Hal ini tercermin dari likuiditas perekonomian atau uang beredar tumbuh melambat. Bank Indonesia (BI) mencatat, uang beredar hanya tumbuh 3,3% yoy menjadi Rp 8.573,6 triliun pada November 2023. Perlambatan ini diperkirakan berlanjut pada 2024.

Konsumen Menahan Laju Belanja dan Investasi

Selain uang beredar tumbuh melambat, Bhima juga menilai pemilu 2024 berbeda dengan pemilu 2019 yang mana Presiden Jokowi mencalonkan diri untuk kedua kalinya. Maka dari itu, banyak pengusaha dan konsumen kelas menengah ke atas khawatir terhadap perubahan politik.

“Karena ini tahun terakhir (Presiden Jokowi) banyak mereka yang menahan belanja, investasi juga hanya di aset yang aman dan itu akhirnya menekan total uang beredar di 2023-2024,” ujar Bhima.

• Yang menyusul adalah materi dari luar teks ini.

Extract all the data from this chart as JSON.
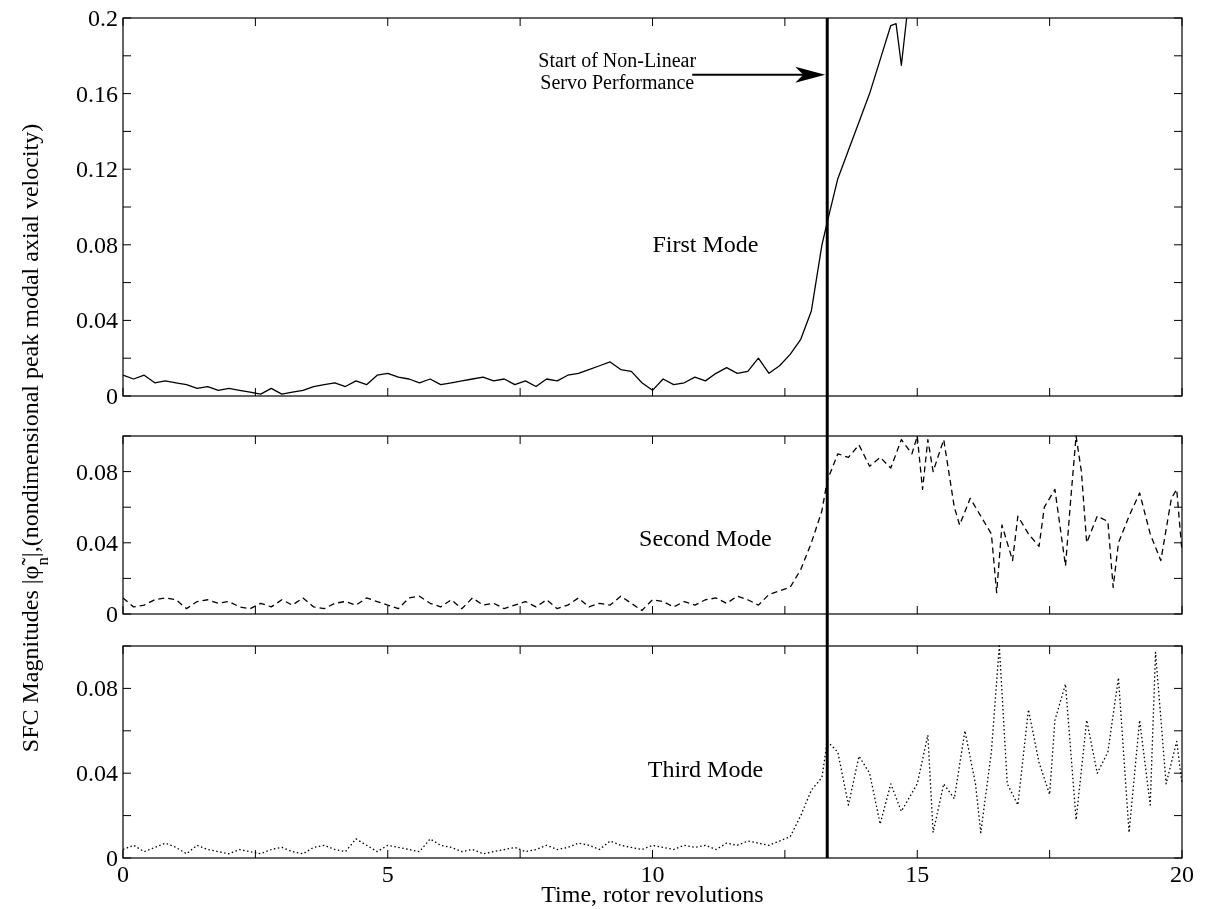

Bhima juga mempertimbangkan pemilihan umum kepala daerah yang akan dilaksanakan 27 November 2024 mendatang. Jarak yang jauh antara pemilu serentak dengan pemilihan kepala daerah ini membuat beberapa kalangan menahan belanja hingga pemilihan kepala daerah nanti.

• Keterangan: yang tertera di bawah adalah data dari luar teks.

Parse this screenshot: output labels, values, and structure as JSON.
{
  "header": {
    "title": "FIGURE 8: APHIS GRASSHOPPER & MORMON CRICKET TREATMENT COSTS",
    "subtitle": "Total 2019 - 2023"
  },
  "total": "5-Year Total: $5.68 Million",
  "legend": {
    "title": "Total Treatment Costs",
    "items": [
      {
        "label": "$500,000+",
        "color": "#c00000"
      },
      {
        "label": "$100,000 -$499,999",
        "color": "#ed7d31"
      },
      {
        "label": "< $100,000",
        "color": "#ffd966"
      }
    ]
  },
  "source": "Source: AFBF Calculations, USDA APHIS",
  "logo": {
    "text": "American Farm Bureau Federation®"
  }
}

“Pemilunya bisa dibilang tidak terlalu meriah dibandingkan 2019 kemarin. Hal ini terlihat dari penjualan kendaraan bermotor dan penyewaan transportasi naik," ujar Bhima.

Namun tahun ini tidak terlalu terasa dampaknya. Bhima mencontohkan, hotel, tempat-tempat rapat yang biasanya dipenuhi tim sukses, relawan dan pengumpulan massa dengan musik juga cenderung sepi serta tidak seramai pada tahun sebelumnya.

Beralih ke Media Sosial untuk Kampanye

Sementara itu, Ekonom CORE Yusuf Rendy menilai pola kampanye saat ini relatif sudah berbeda jika dibandingkan dengan pola kampanye pada 10-15 tahun yang lalu.

Salah satunya penggunaan media sosial untuk membuka ruang dialog dengan pihak-pihak tertentu menjadi pilihan. Hal ini merupakan pola baru yang dilakukan oleh beragam pasangan calon di perhelatan pesta politik tahun ini.

Hal ini dinilai Yusuf akan mendorong partai politik dan caleg akan lebih fokus pada komponen belanja di media sosial ketimbangkan mengerahkan massa dalam jumlah besar.

“Kalau kita bicara belanja iklan di sosial media tentu efek yang kemudian diberikan relatif masih kecil jika dibandingkan dengan kampanye yang sifatnya terbuka kemudian menggunakan atribut-atribut tertentu,” ujar Yusuf.

Kendati demikian, pola kampanye yang memakai atribut dengan turun ke lapangan masih dijalankan oleh caleg tertentu. Sehingga kontribusinya masih ada walau angkanya relatif lebih kecil jika dibandingkan dengan kondisi 15 atau 10 tahun yang lalu.

Dari sisi pemerintah, Yusuf menilai belanja yang disumbangkan pemerintah untuk belanja politik relatif kecil. Seperti belanja untuk penyelenggaraan pemilu yang terlihat dari anggaran belanja untuk KPU dan juga misalnya Bawaslu.

“Belanja untuk peralatan tahun politik sebenarnya fungsi utamanya lebih kepada fungsi penyelenggaraan pemerintah dan bukanlah untuk mendorong pertumbuhan ekonomi, walaupun dari belanja tersebut terjadi efek multiplier yang diberikan dari belanja tersebut,” ujarnya.